Since 2002, Chao has taught at the Graduate School of Management of I-Shou University in Kaohsiung as a chair professor. He has also taught international criminal law at the Institute of the Law of Sea of the National Taiwan Ocean University in Keelung and the Doctorate Program of the Department of Industrial Education of the National Changhua University of Education in Changhua in central Taiwan.
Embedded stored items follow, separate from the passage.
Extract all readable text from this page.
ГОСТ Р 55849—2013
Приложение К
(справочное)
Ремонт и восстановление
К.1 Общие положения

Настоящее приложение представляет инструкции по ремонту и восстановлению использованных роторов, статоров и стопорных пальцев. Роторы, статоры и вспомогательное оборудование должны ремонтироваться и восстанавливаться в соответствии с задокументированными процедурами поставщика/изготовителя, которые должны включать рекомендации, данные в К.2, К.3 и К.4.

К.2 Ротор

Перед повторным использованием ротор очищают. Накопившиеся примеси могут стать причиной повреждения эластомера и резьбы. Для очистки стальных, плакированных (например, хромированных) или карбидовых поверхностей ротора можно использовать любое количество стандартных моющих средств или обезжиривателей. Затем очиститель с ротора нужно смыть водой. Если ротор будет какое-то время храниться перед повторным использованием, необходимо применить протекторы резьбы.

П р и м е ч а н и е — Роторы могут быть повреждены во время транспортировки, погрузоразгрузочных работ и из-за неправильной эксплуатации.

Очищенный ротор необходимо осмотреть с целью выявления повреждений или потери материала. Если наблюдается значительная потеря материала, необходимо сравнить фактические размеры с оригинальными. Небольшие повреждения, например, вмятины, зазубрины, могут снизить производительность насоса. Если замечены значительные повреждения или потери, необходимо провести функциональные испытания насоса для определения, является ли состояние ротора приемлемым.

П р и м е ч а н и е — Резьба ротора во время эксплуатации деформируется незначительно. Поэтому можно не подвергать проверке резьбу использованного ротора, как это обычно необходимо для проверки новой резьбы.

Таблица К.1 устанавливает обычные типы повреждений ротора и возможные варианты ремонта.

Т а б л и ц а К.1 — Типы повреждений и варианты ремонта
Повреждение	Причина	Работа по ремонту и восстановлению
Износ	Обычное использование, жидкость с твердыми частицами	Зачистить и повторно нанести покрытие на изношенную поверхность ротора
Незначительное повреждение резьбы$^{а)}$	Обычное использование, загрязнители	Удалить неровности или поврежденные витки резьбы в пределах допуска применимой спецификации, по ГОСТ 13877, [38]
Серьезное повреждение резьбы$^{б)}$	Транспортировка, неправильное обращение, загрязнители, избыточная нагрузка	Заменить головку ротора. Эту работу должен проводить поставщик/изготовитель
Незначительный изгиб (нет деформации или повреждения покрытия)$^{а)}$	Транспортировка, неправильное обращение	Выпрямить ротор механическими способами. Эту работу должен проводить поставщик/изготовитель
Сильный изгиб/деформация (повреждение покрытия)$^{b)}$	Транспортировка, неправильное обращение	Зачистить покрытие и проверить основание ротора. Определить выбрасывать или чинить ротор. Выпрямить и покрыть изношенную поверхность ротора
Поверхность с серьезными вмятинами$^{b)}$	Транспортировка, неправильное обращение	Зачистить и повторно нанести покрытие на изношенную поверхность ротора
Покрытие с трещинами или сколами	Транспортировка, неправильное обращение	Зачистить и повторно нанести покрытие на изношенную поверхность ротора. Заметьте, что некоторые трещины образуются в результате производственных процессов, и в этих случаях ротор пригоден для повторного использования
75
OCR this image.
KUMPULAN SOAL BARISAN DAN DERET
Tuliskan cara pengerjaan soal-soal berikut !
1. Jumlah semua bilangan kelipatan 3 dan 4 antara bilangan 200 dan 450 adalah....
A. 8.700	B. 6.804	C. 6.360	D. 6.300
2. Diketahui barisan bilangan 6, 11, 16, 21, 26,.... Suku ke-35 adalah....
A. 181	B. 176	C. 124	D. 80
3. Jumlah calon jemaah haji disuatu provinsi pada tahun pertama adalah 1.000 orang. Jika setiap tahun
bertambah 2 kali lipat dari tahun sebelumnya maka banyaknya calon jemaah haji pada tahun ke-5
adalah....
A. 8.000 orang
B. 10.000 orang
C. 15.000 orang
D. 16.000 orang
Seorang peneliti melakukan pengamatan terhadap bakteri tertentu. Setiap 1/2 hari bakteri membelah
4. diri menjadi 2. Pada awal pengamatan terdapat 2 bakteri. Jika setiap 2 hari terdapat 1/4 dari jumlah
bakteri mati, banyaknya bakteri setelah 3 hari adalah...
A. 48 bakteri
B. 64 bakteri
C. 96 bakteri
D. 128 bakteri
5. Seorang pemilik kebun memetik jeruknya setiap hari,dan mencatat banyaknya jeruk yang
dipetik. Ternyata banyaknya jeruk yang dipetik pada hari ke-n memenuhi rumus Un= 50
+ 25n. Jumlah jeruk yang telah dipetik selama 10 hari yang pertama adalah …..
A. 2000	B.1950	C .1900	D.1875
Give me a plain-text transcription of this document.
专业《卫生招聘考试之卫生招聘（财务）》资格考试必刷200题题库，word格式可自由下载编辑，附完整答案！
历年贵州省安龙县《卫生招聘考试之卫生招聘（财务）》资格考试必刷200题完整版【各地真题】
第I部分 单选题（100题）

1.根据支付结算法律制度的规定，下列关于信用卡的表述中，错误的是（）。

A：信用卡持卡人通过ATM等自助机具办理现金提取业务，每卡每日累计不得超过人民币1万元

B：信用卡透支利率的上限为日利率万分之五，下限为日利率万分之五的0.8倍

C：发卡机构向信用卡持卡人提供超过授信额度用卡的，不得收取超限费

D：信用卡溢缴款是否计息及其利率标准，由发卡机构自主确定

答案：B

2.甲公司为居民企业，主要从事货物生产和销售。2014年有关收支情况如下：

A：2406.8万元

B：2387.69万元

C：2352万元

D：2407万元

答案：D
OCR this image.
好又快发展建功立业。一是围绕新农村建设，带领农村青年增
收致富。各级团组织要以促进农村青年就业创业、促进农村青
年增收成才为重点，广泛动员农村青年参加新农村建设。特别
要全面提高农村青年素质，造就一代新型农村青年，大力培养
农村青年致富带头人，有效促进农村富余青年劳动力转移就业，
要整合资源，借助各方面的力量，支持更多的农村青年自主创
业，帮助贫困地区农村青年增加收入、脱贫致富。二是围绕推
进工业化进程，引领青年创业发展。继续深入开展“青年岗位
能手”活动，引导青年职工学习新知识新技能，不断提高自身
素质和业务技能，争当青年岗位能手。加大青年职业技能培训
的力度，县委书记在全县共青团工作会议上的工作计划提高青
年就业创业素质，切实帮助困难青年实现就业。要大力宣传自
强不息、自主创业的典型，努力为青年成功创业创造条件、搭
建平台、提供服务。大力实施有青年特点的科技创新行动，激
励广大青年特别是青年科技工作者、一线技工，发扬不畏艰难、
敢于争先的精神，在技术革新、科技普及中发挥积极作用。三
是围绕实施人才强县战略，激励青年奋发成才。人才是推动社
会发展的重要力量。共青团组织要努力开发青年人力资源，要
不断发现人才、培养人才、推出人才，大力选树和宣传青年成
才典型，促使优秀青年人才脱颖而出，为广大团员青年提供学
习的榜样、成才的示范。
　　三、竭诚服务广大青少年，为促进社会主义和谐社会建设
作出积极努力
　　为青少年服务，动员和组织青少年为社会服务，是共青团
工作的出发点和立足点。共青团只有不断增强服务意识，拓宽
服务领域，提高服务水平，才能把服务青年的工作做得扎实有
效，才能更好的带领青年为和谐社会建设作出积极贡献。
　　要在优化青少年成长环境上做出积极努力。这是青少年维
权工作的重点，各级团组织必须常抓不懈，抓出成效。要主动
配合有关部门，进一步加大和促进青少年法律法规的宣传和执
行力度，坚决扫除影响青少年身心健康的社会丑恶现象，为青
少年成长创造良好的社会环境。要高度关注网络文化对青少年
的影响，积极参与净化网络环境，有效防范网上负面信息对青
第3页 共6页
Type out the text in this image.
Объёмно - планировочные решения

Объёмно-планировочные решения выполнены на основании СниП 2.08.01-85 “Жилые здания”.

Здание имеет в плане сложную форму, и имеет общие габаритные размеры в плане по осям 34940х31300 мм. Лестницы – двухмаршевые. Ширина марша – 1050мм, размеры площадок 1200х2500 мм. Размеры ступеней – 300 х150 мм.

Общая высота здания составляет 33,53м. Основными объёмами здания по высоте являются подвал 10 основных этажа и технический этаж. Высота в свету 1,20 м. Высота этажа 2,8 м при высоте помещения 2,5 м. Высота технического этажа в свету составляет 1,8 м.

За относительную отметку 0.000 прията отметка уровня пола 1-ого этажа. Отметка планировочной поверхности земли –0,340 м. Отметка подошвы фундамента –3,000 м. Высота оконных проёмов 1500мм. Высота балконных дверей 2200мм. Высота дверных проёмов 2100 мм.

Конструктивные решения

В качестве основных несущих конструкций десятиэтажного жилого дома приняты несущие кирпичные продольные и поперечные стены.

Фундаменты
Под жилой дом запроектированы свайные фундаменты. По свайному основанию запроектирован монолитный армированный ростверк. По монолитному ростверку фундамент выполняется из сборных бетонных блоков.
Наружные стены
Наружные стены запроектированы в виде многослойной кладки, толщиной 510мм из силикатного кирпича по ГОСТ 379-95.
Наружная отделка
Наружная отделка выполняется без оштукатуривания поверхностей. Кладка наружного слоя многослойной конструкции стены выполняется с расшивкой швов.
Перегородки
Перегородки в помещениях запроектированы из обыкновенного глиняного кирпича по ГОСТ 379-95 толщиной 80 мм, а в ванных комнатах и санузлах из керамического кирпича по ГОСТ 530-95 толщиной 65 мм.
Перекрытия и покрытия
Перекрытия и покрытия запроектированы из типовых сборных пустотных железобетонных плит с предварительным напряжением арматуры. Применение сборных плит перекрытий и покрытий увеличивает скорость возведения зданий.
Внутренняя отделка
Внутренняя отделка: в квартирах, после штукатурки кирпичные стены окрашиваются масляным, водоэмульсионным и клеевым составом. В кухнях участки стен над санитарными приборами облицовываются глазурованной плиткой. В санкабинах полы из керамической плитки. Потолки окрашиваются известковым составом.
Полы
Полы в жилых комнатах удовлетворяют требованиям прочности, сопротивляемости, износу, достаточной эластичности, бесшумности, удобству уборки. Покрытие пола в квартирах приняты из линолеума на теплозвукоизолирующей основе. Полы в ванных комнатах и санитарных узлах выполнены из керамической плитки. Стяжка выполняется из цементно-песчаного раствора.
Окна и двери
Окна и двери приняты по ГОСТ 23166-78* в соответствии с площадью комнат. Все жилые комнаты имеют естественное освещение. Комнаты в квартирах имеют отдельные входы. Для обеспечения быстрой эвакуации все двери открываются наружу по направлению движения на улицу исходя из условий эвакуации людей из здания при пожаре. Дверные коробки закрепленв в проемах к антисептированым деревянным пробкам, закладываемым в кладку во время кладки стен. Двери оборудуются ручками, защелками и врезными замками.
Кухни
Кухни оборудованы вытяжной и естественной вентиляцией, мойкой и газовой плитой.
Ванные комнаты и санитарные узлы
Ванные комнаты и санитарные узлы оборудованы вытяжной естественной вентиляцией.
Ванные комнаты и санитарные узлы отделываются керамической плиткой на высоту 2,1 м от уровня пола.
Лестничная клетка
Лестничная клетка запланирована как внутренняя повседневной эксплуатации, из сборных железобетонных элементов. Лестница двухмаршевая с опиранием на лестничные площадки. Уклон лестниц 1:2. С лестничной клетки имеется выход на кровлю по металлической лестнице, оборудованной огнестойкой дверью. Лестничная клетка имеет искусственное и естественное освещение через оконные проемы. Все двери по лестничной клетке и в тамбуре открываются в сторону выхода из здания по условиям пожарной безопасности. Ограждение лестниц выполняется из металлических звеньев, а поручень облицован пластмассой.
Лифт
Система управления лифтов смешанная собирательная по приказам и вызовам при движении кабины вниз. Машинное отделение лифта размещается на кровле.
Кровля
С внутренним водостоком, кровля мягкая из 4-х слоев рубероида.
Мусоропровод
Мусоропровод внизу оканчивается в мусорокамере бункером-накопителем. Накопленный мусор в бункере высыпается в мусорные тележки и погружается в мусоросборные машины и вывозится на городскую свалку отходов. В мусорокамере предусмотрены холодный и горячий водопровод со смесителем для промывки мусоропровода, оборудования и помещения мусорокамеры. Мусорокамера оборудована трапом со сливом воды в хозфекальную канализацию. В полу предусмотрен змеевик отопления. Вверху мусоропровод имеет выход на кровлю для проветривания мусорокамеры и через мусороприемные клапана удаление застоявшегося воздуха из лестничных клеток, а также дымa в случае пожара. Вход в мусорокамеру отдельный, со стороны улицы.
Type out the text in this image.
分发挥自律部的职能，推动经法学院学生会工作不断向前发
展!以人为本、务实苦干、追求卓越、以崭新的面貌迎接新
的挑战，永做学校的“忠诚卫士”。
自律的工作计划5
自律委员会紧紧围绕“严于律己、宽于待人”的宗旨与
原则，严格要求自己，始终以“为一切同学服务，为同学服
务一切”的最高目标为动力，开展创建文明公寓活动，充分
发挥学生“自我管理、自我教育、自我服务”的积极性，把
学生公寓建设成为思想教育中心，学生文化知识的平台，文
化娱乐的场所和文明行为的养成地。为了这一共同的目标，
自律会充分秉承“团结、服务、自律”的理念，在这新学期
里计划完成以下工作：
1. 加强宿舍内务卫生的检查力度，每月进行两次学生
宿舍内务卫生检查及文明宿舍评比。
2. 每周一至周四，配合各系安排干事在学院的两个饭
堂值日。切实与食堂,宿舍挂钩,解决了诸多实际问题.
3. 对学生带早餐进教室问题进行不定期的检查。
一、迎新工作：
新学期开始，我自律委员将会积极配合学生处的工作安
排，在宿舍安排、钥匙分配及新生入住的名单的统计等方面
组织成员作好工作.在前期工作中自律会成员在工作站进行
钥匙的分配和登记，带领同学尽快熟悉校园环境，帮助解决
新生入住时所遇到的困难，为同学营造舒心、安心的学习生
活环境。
Chao has published many articles regarding social welfare, labor policy, labor law, international law, criminal law and has written and published in Chinese the following books: (1.) A Comparative Study of Choice of Law Rules Concerning Domestic Relations in Conflict of Laws (1977); (2.) Law and Innovation (1980); (3.) Social Policy, Family Welfare and Community Development (1986); (4.) Social Problems and Social Welfare (1990); (5.) Labor Policy and Labor Problems (1992); (6.) The Winning Philosophy of Life Management (2004); (7.) Getting Involved─My Recollections & Observations of Studying in U.S., Now & Then (2004); (8.) My European Diary—What I Saw and Thought of My 13 Trips to Europe for the Past 30 Years (2005); (9.) Appointment with the Youth—Chao Shou-po Talks with Experts on Youth Problems (2005); (10.) The Critical Moments in My 70 Years of Life—A Memoir (2011); and (11.) Notes on Scouting—My Experiences in and Observations on the Scout Movement (2012). Chao is now writing books on international criminal law, international labor law and comparative industrial relations.